A short treatise on the vampires of R. C. Graham
Here’s a little inside info about vampires in the world I have created for Georges Belleveau and Diane Patterson, the two central characters in On The Far Side of Darkness.
The most important thing is that vampires work very hard to keep their existence a secret. They’re outnumbered at least ten thousand to one, and they know how mortals react to different. Most have been around for at least decades and to them events like The Holocaust and The Trail of Tears aren’t something they’ve just read about in books.
No one is sure what the odds are though. There’s never been a census of the world’s vampires. But no matter what, the odds can’t be good. So vampires stay out of sight.
Their main ability towards this end is that they can hide themselves. A vampire’s natural form is a terrifying beauty. They can change that appearance to look merely human. A touch pale perhaps, and an observant mortal might suspect something is odd about them, but a vampire won’t cause panic if they hunt in a crowded bar.
The other major ability is that they can mesmerize people. This is less powerful than you would think. A complete memory wipe or personality change is impossible. But subtle effects can be more effective. The suggestion that “it was just a shadow,” or, “that person was just very angry,” will be enough. The human mind will take such hints and build new memories around them.
Vampires are, of course, undead blood drinking monsters. They can be cheerful, well read generous and loving. Georges Belleveau tries to be these things But vampires are undead blood drinking monsters and to be treated with care at all times.

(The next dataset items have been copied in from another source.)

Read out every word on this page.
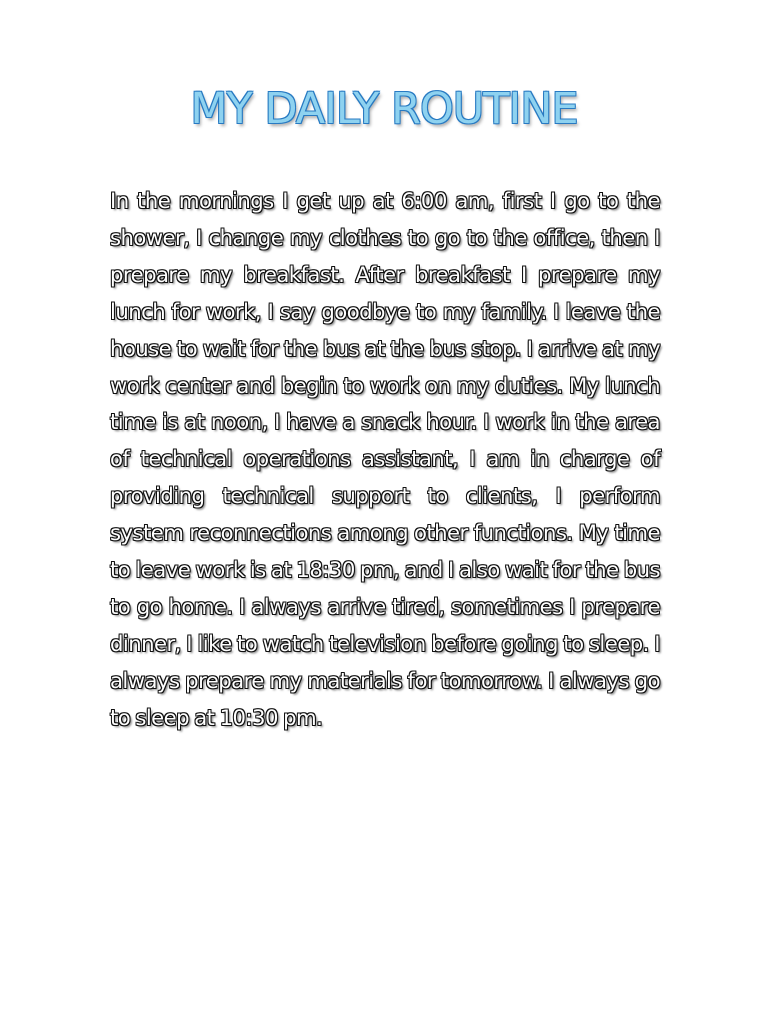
MY DAILY ROUTINE

In the mornings I get up at 6:00 am, first I go to the shower, I change my clothes to go to the office, then I prepare my breakfast. After breakfast I prepare my lunch for work, I say goodbye to my family. I leave the house to wait for the bus at the bus stop. I arrive at my work center and begin to work on my duties. My lunch time is at noon, I have a snack hour. I work in the area of technical operations assistant, I am in charge of providing technical support to clients, I perform system reconnections among other functions. My time to leave work is at 18:30 pm, and I also wait for the bus to go home. I always arrive tired, sometimes I prepare dinner, I like to watch television before going to sleep. I always prepare my materials for tomorrow. I always go to sleep at 10:30 pm.
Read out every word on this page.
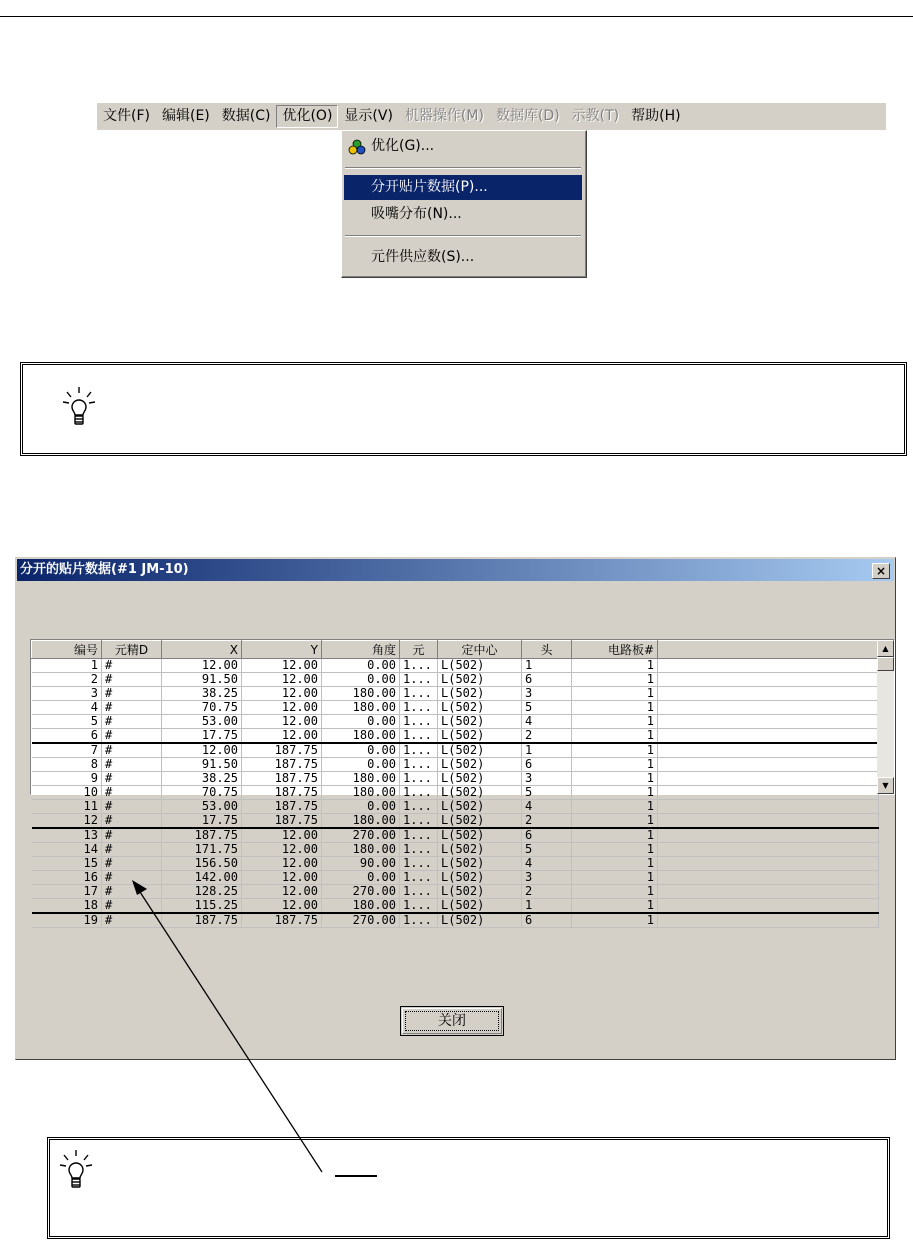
文件(F) 编辑(E) 数据(C) 优化(O) 显示(V) 机器操作(M) 数据库(D) 示教(T) 帮助(H)
优化(G)...
分开贴片数据(P)...
吸嘴分布(N)...
元件供应数(S)...
分开的贴片数据(#1 JM-10)	×
编号	元精D	X	Y	角度	元	定中心	头	电路板#	
1	#	12.00	12.00	0.00	1...	L(502)	1	1	
2	#	91.50	12.00	0.00	1...	L(502)	6	1	
3	#	38.25	12.00	180.00	1...	L(502)	3	1	
4	#	70.75	12.00	180.00	1...	L(502)	5	1	
5	#	53.00	12.00	0.00	1...	L(502)	4	1	
6	#	17.75	12.00	180.00	1...	L(502)	2	1	
7	#	12.00	187.75	0.00	1...	L(502)	1	1	
8	#	91.50	187.75	0.00	1...	L(502)	6	1	
9	#	38.25	187.75	180.00	1...	L(502)	3	1	
10	#	70.75	187.75	180.00	1...	L(502)	5	1	
11	#	53.00	187.75	0.00	1...	L(502)	4	1	
12	#	17.75	187.75	180.00	1...	L(502)	2	1	
13	#	187.75	12.00	270.00	1...	L(502)	6	1	
14	#	171.75	12.00	180.00	1...	L(502)	5	1	
15	#	156.50	12.00	90.00	1...	L(502)	4	1	
16	#	142.00	12.00	0.00	1...	L(502)	3	1	
17	#	128.25	12.00	270.00	1...	L(502)	2	1	
18	#	115.25	12.00	180.00	1...	L(502)	1	1	
19	#	187.75	187.75	270.00	1...	L(502)	6	1	
▲
▼
关闭
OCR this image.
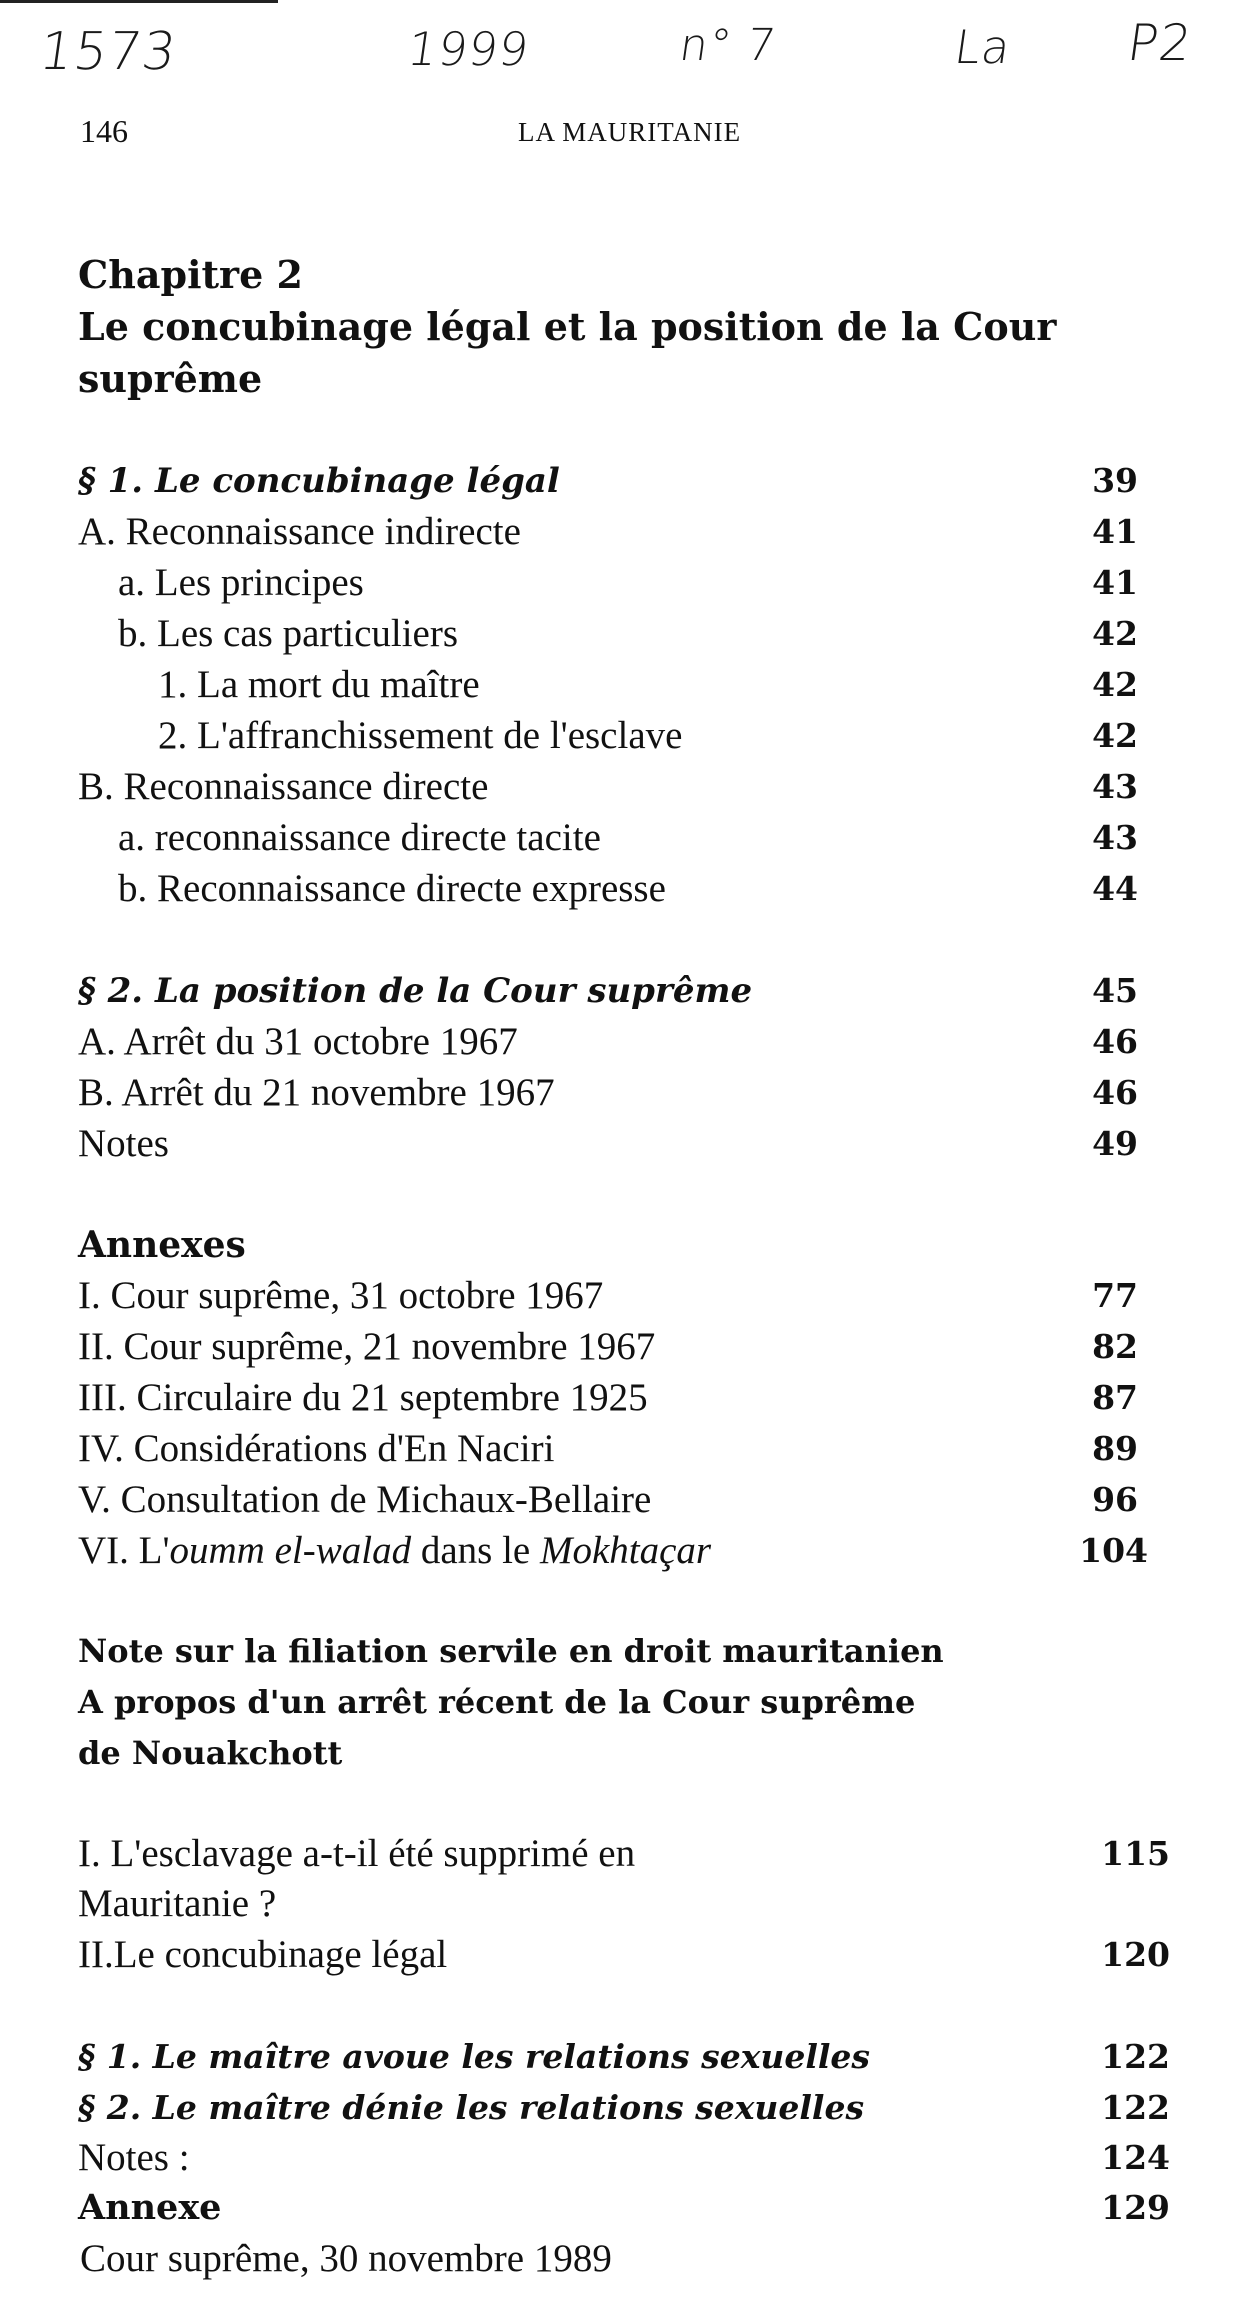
1573	1999	n° 7	La P2
146	LA MAURITANIE
Chapitre 2
Le concubinage légal et la position de la Cour
suprême
§ 1. Le concubinage légal	39
A. Reconnaissance indirecte	41
a. Les principes	41
b. Les cas particuliers	42
1. La mort du maître	42
2. L'affranchissement de l'esclave	42
B. Reconnaissance directe	43
a. reconnaissance directe tacite	43
b. Reconnaissance directe expresse	44
§ 2. La position de la Cour suprême	45
A. Arrêt du 31 octobre 1967	46
B. Arrêt du 21 novembre 1967	46
Notes	49
Annexes
I. Cour suprême, 31 octobre 1967	77
II. Cour suprême, 21 novembre 1967	82
III. Circulaire du 21 septembre 1925	87
IV. Considérations d'En Naciri	89
V. Consultation de Michaux-Bellaire	96
VI. L'oumm el-walad dans le Mokhtaçar	104
Note sur la filiation servile en droit mauritanien
A propos d'un arrêt récent de la Cour suprême
de Nouakchott
I. L'esclavage a-t-il été supprimé en	115
Mauritanie ?
II.Le concubinage légal	120
§ 1. Le maître avoue les relations sexuelles	122
§ 2. Le maître dénie les relations sexuelles	122
Notes :	124
Annexe	129
Cour suprême, 30 novembre 1989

Since they are predators that hunt at night vampires are stronger and faster than humans. Their senses are sharper as well. Their eyesight is equivalent to the most modern mortal night viewing instruments with commensurately heightened senses of hearing and smell on top of that.
They can use the blood in their bodies to enhance their abilities even more. Increasing their senses requires only small amounts of blood. If they augment their strength to the point where where a tempered steel bar can be snapped, that takes more. A vampire will be starving in a few seconds if they move at a speed too fast for the human eye to follow.
Any wounds a vampire suffers can be healed in seconds, if the vampire takes the time to concentrate and if they have enough blood to do so. Severe wounds might take most of the blood in a vampire’s body. Which leads to one of the most dangerous things in existence; a hungry vampire.
Another power vampires possess is the ability to draw a cloak of shadows around themselves. As long as they stay out of bright light they appear as a dark mist at best. From inside this they can stalk their prey with ease.
They have weaknesses of course, with exposure to sunlight being the worst. If the sun falls directly on a vampire they’ll have barely enough time to scream before they are dust on the wind. Indirect sunlight, as in a bright room, will kill them slowly. So a dawn or sunset is something a vampire will never see.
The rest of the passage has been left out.